Le succès mérité du premier album solo de Delphine Galou (Alpha) augurait d’une longue série d’enregistrements : en voilà deux d’un coup ! Galou semble d’ailleurs adoubée nouvelle contralto vedette de la firme Naïve, après des intégrales de L’Incoronazione di Dario et du Giustino de Vivaldi.
C’est encore le Vénitien qu’honore ce disque, et plus particulièrement le versant profane (un autre CD consacré à la musique sacrée sort parallèlement). Et comme d’habitude chez Naïve, qui s’est donné pour mission d’explorer tous les recoins de la production vivaldienne, quelques raretés sont au rendez-vous. De la douzaine de morceaux de La Candace qui ont survécu, nous pouvons ainsi découvrir trois pages inédites, ainsi qu’un air de La Verità in cimento absent de l’intégrale Spinosi et écrit pour l’explosive Antonia Merighi.
Le programme débute néanmoins en terrain connu avec la fameuse cantate Cessate, omai cessate, qui s’est déjà prêtée à des interprétations allant du gentiment arcadien (Scholl) à l’halluciné (von Otter) en passant par le dolorisme de Mingardo ou la rage de Cencic. Parfaite entrée en matière pour célébrer le Prêtre roux, tant ce drame en condense tout l’art en deux récitatifs et deux airs qui exposent d’emblée les limites de l’organe comme les immenses qualités de la musicienne. Galou possède un beau contralto assurément, mais sans la profondeur abyssale qui fascine dans cette tessiture ; le registre de poitrine, bien mat, est peu exploré, mais les moyens sont très intelligemment gérés. Cette faiblesse relative affecte surtout « Nell’orrido albergo », mais on lui pardonne volontiers : outre les moirures du timbre, c’est l’interprète qui passionne, jusque dans de saisissants récitatifs (« A voi dunque ricorro… »), et cette version tient son rang parmi tant de belles références.

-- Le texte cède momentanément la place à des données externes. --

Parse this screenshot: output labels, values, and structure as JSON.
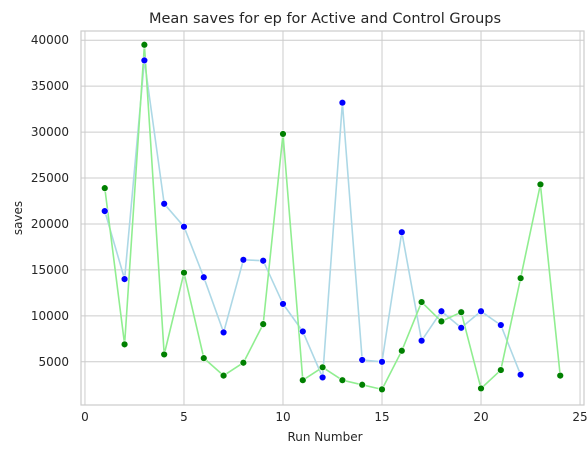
{
  "chart_data": {
    "type": "line",
    "title": "Mean saves for ep for Active and Control Groups",
    "xlabel": "Run Number",
    "ylabel": "saves",
    "xlim": [
      -0.2,
      25.2
    ],
    "ylim": [
      300,
      41000
    ],
    "xticks": [
      0,
      5,
      10,
      15,
      20,
      25
    ],
    "yticks": [
      5000,
      10000,
      15000,
      20000,
      25000,
      30000,
      35000,
      40000
    ],
    "grid": true,
    "background_color": "#ffffff",
    "grid_color": "#cccccc",
    "axis_color": "#cccccc",
    "text_color": "#262626",
    "series": [
      {
        "line_color": "#add8e6",
        "marker_color": "#0000ff",
        "x": [
          1,
          2,
          3,
          4,
          5,
          6,
          7,
          8,
          9,
          10,
          11,
          12,
          13,
          14,
          15,
          16,
          17,
          18,
          19,
          20,
          21,
          22
        ],
        "y": [
          21400,
          14000,
          37800,
          22200,
          19700,
          14200,
          8200,
          16100,
          16000,
          11300,
          8300,
          3300,
          33200,
          5200,
          5000,
          19100,
          7300,
          10500,
          8700,
          10500,
          9000,
          3600
        ]
      },
      {
        "line_color": "#90ee90",
        "marker_color": "#008000",
        "x": [
          1,
          2,
          3,
          4,
          5,
          6,
          7,
          8,
          9,
          10,
          11,
          12,
          13,
          14,
          15,
          16,
          17,
          18,
          19,
          20,
          21,
          22,
          23,
          24
        ],
        "y": [
          23900,
          6900,
          39500,
          5800,
          14700,
          5400,
          3500,
          4900,
          9100,
          29800,
          3000,
          4400,
          3000,
          2500,
          2000,
          6200,
          11500,
          9400,
          10400,
          2100,
          4100,
          14100,
          24300,
          3500
        ]
      }
    ]
  }
}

On sait aussi la voix fort ténue ; le disque a le bon goût de ne pas lui inventer une ampleur qu’elle n’a pas en respectant un bel équilibre avec l’excellente Accademia bizantina. De légers décalages entre la battue et le chant confère beaucoup de naturel et d’expression à l’ensemble et animent les airs les plus simples qui risquent sans cela de paraître mécaniques. L’osmose est idéale avec Ottavio Dantone, dont le Vivaldi est coloré et rythmé sans sacrifier aux excès de swing et aux effets percussifs parfois infligés à ce répertoire. Écoutez « L’Innocenza sfortunata », déjà révélé par Hallenberg : le travail orchestral est remarquable en termes de dosage rythmique et dynamique, avec des détails instrumentaux soulignés sans ostentation (partie B de l’air). Dans cette page assez grave pour elle, Galou chante – récite, voudrait-on dire – à l’avenant, superbe d’élégance et d’éloquence. Sa palette d’accents et de couleurs élève une sélection qui, passée la première cantate, n’est pas du Vivaldi le plus immédiatement vendeur. Les airs de Tito Manlio sont d’une belle eau mélancolique, les extraits de La Candace et d’Il Giustino aimables ; ce n’est pas le Vivaldi le plus viscéral et enflammé, mais plutôt l’héritier du dramma per musica vénitien du seicento, avant l’explosion de l’opera seria. Le plus pimenté de ces petits tableaux, souvent essentiellement syllabiques, est sans doute « Semplice non temer ». Dans cette aria parlante, la redoutable manipulatrice Damira s’adresse à pas moins de trois personnages, puis s’offre un aparté : on pourra trouver que la contralto française pousse un peu loin les travestissements vocaux pour distinguer tous ces discours, mais c’est diablement efficace. Malgré la subtilité d’une interprète protéiforme, avouons toute de même que le programme manque d’un soupçon de contrastes, et la cantate RV 686, avec ses cors pétaradants et ses vocalises (« Ombre nere »), vient agréablement secouer l’oreille. Cette cantate, à l’instar de la RV 685, n’a aucune substance dramatique mais se veut plus directement séduisante.
Entre ces élégances gratuites, le drame brûlant de la première cantate, et des arias qui, sans être toujours du meilleur Vivaldi, en reflètent bien le théâtre, ce CD constitue un bel hommage au compositeur, qui n’était pas que flamboyance et doubles croches.